Honteuse de la situation, Mathilde, l'adolescente complexée et ultra timide, baissa la tête en rougissant et acquiesçant. Voyant que ce n'était pas le moment de négocier, les trois autres adolescents la suivirent sans piper un mot. Il y avait Eugénie, la fille de Laurine, Nadia, la meilleure amie de Mathilde, et Célestin, le fils d'Anne et Philipe, et assassin du magnifique vase de Magali.

La journée continua ainsi. Elle fut longue et éprouvante. Heureusement pour la famille Pullin, il n'y eut pas beaucoup de casse. En plus du vase chinois, un assortiment de petites tasses à thé et leurs soucoupes décorées d'une très fine dorure, ainsi qu'une commode Ikea furent détruits. Ça aurait pu être bien pire, tenta de relativiser Magali en pensant à sa magnifique statue achetée à la Galerie Antenna de Dakar, leur voyage humanitaire familial, le premier voyage de Mathilde.
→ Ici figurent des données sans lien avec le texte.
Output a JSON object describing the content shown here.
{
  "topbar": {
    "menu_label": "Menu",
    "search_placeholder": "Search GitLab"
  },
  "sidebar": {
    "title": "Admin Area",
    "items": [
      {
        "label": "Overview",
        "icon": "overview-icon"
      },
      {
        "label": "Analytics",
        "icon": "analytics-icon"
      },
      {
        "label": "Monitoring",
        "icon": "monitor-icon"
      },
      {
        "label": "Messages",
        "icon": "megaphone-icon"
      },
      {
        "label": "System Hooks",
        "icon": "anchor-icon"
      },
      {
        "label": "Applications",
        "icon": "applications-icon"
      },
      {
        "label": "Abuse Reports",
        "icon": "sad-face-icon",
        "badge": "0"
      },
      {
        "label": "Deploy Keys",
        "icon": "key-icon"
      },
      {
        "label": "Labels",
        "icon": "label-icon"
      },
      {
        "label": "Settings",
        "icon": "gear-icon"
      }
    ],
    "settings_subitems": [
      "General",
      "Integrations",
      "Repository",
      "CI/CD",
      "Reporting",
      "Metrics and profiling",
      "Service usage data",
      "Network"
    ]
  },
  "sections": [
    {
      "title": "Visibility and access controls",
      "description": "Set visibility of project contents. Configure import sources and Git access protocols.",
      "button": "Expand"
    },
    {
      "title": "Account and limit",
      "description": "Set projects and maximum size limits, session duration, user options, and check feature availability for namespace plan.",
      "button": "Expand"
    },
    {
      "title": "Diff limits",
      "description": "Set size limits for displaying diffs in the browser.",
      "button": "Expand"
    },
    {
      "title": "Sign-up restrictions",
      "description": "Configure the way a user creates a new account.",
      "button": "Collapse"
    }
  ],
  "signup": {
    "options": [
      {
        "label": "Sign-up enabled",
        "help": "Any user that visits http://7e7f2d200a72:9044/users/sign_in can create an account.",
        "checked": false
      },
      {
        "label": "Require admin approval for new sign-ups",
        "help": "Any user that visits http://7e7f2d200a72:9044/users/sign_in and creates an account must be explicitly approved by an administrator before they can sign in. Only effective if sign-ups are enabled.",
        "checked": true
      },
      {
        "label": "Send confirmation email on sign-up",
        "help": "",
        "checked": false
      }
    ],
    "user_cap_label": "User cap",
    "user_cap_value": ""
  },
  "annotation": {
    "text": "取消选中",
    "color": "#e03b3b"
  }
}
Anne ne manqua pas de critiquer la qualité des pizzas qu'ils s'étaient faits livrer le soir avant de repartir avec son mari et leur fils Célestin, l'adolescent le moins dégourdi qu'il a été donné à Magali de rencontrer. Ils furent les derniers à partir, au grand désespoir de la maîtresse de maison qui profitait de la présence des autres personnes pour éviter de se retrouver seule avec eux.

La journée avait été longue. La famille Pullin au grand complet s'endormit rapidement dans des lits avec des draps mis sommairement, sans prendre le soin de les assortir. Ils n'étaient pas au bout de leurs peines. Au-delà du fait qu'ils avaient un nombre considérable de cartons, cabas et compagnie à vider et ranger, ainsi que des meubles à monter, des travaux s'avéraient nécessaires dans cette vieille demeure pourtant déjà rénovée, mais pas à leur goût. Et ce n'était pas encore le pire qui les attendait.